Key in the ignition, ready to give chase, I watched Gina start up the mini-bus. But instead of heading down the driveway, she rattled and bumped across a neglected paddock covered in stones and high grass and parked the bus in front of a tumbledown shed at the rear of her property. Tucked away behind decades old gum trees and overgrown prickle bushes, the shed, rusty and in need of bulldozing, looked as though it was now only home to spiders, lizards and dirt. So why was Gina parked there? And who or what was inside the shed?
Determined to find out what she was up to, I slipped from the car, scuttled across the road and dived under the fence. Then, using trees and bushes and anything that afforded some form of cover, I crept toward the GAP mini-bus. The thing that struck me as strange was the lack of animals roaming the yard. They must all be locked up. Usually there’d be at least three old dogs wandering around, bantams, a couple of pigs and of course, Atticus the goat. It was almost eerie without them.
With a furtive glance both ways, Gina dragged open the shed door and disappeared inside.
Coast clear, I jogged toward a hundred-year-old ghost gum that shaded the shed and pressed myself behind the tree’s enormous girth.

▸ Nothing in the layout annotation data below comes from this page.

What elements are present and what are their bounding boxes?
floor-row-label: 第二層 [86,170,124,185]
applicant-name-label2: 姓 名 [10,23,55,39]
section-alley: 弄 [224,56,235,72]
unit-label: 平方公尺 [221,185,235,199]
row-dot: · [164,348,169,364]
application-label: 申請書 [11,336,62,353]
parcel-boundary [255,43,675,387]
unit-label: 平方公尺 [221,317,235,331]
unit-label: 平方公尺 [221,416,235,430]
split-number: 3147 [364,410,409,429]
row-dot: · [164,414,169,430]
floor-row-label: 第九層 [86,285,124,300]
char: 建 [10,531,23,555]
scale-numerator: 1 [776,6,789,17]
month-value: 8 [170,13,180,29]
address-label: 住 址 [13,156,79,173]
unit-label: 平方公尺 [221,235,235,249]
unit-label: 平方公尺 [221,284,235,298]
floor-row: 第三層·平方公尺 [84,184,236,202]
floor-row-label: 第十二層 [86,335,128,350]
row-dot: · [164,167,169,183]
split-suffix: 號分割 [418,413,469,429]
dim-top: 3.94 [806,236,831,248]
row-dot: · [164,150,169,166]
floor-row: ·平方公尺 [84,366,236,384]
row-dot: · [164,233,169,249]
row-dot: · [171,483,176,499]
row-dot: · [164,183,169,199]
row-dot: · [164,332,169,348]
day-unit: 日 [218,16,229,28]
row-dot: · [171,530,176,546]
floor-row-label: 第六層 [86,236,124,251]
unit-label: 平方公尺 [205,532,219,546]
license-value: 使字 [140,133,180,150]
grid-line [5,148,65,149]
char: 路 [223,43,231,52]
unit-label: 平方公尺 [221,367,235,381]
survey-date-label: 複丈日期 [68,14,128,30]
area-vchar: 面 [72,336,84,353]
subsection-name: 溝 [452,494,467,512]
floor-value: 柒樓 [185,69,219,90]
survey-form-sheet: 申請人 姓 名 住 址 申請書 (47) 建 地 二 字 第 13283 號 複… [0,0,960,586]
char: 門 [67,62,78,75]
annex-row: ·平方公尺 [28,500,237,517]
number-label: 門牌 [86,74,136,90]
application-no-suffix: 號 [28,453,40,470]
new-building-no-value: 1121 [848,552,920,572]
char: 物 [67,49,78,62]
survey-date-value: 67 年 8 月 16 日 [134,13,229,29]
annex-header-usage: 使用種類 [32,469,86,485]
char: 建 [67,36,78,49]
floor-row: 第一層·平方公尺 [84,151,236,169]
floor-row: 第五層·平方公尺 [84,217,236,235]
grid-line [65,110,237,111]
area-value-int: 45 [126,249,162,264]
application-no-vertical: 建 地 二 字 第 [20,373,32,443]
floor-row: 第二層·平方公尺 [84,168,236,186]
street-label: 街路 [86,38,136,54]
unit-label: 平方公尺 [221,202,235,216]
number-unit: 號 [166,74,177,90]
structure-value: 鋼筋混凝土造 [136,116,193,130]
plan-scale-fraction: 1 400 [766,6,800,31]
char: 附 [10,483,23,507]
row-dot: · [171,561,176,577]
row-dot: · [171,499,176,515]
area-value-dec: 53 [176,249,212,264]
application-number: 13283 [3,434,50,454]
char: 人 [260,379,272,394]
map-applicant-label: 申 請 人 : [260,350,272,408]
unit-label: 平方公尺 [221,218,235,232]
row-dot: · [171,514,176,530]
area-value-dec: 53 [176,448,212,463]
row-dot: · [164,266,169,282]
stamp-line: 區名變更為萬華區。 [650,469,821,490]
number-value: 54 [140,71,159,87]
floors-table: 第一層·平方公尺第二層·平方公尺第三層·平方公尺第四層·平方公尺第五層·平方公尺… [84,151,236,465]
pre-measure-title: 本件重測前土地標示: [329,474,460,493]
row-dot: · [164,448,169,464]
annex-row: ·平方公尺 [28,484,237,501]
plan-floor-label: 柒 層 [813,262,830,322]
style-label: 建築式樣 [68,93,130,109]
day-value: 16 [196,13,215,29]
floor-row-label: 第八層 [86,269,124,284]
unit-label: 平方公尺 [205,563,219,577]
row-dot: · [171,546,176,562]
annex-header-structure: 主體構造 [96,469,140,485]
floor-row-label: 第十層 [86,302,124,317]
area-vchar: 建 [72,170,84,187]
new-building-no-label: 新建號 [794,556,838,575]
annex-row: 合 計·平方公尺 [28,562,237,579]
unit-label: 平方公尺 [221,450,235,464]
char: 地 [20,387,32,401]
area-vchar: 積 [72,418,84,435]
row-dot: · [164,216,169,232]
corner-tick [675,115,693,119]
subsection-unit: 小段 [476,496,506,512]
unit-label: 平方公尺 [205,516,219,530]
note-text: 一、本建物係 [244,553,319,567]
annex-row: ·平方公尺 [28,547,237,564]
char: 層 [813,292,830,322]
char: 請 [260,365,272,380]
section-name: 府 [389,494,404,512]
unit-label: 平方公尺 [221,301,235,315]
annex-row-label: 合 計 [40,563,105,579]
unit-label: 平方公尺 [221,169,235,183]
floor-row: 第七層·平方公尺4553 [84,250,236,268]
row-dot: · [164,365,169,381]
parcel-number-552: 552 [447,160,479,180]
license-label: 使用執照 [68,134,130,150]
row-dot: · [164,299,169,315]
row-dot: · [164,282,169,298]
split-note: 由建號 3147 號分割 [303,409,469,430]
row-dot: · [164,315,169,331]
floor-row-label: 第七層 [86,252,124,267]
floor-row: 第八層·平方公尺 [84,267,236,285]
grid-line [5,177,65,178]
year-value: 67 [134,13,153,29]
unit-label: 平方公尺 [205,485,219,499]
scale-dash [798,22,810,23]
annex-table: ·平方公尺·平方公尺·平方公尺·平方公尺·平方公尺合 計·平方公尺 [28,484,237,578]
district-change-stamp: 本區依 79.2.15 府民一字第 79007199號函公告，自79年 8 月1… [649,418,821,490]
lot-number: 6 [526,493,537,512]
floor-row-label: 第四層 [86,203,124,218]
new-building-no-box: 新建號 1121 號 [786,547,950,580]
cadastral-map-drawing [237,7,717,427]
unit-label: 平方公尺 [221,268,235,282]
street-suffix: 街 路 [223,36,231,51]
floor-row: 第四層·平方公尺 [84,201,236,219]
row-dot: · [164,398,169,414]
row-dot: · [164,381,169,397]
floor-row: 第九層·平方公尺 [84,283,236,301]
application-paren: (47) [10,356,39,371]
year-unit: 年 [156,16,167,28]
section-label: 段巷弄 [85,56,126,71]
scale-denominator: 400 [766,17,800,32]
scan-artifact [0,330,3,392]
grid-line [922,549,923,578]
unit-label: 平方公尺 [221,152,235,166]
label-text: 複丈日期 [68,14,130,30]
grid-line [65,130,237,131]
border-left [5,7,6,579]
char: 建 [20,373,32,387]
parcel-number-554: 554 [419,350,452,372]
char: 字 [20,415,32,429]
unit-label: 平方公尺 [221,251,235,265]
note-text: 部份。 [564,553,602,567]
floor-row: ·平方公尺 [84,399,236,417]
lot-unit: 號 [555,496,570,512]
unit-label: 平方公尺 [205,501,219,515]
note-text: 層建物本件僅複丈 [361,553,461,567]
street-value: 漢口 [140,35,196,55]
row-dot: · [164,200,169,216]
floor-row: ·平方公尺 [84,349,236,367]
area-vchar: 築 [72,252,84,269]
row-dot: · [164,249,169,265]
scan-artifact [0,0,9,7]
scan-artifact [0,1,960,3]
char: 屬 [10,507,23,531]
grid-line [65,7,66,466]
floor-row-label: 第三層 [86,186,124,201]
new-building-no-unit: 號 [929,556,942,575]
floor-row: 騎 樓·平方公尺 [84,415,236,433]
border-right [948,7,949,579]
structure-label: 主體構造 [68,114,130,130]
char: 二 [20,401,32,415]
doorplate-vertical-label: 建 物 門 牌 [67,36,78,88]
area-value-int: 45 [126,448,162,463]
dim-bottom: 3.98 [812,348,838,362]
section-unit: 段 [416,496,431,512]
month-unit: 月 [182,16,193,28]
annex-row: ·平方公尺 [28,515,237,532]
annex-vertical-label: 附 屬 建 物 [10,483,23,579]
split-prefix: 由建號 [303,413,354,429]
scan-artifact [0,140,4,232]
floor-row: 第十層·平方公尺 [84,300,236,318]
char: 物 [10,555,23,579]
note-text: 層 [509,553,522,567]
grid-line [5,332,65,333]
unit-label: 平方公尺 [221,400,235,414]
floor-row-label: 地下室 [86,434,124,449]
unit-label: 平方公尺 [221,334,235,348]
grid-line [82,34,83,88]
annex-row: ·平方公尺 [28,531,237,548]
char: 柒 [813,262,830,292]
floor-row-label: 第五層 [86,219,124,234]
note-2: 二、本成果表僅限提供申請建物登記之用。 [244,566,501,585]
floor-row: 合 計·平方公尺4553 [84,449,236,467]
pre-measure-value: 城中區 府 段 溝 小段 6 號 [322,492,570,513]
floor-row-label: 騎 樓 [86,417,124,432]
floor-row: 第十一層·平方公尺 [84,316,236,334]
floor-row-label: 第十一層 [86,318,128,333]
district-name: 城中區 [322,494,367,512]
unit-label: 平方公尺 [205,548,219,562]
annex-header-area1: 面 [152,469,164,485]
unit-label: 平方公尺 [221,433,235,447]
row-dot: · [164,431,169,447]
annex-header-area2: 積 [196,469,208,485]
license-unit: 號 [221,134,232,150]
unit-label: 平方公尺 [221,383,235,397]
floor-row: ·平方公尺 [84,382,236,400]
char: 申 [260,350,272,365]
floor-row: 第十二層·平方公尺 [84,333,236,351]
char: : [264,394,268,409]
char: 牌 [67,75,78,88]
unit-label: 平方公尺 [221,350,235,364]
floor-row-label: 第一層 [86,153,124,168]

I didn’t have long to wait. Within two minutes, Gina, paler than the cartoon Casper, hurried from the shed to the mini-bus, dragging two greyhounds on leads behind her. The dogs looked unsteady on their feet, as though they’d been drugged. I frowned. What was going on? After helping the dogs through the door of the bus, she scooted back into the shed and appeared minutes later with another two dogs.
Bile rose in my throat. Now I understood. The two dogs dragging behind her this time were friends of mine. Stanley and Rambo. Stanley, normally rambunctious and bouncy, could barely put one paw in front of the other and Rambo, the slow snail, lay down and refused to move. Gina had to place an arm under his chest to lift him up and help him to the bus.
Anger, a slow bubbling cauldron, stirred inside me, threatening to turn me into a one-woman police force. Not only was Gina a murderer—she was a fake. She proclaimed herself to be an animal lover, yet she’d used these poor dogs in a racing scam, hidden them on her property, drugged them—and now what? Had she decided to drive them somewhere isolated and dispose of them? I sucked in a huge breath ready to step out from behind the tree and perform a citizen’s arrest, preferably by knocking Gina out with one punch, when a second woman appeared from inside the shed with another two dogs in tow, plus Atticus, the goat.
My breath caught in my throat, almost choking me. The second woman—dressed in a long colorful skirt, hem dragging in the dirt, scarf covering her head and neck weighed down with wooden beads of all shapes and colors—was my missing sister, Liz.
“Hey, Gina. Are you sure we need this goat?” she said. “He’s a pain in the butt.”
“Yes, bring him along. He’s a good influence on the dogs. They like the goat and when we get there, he’ll keep them calm.”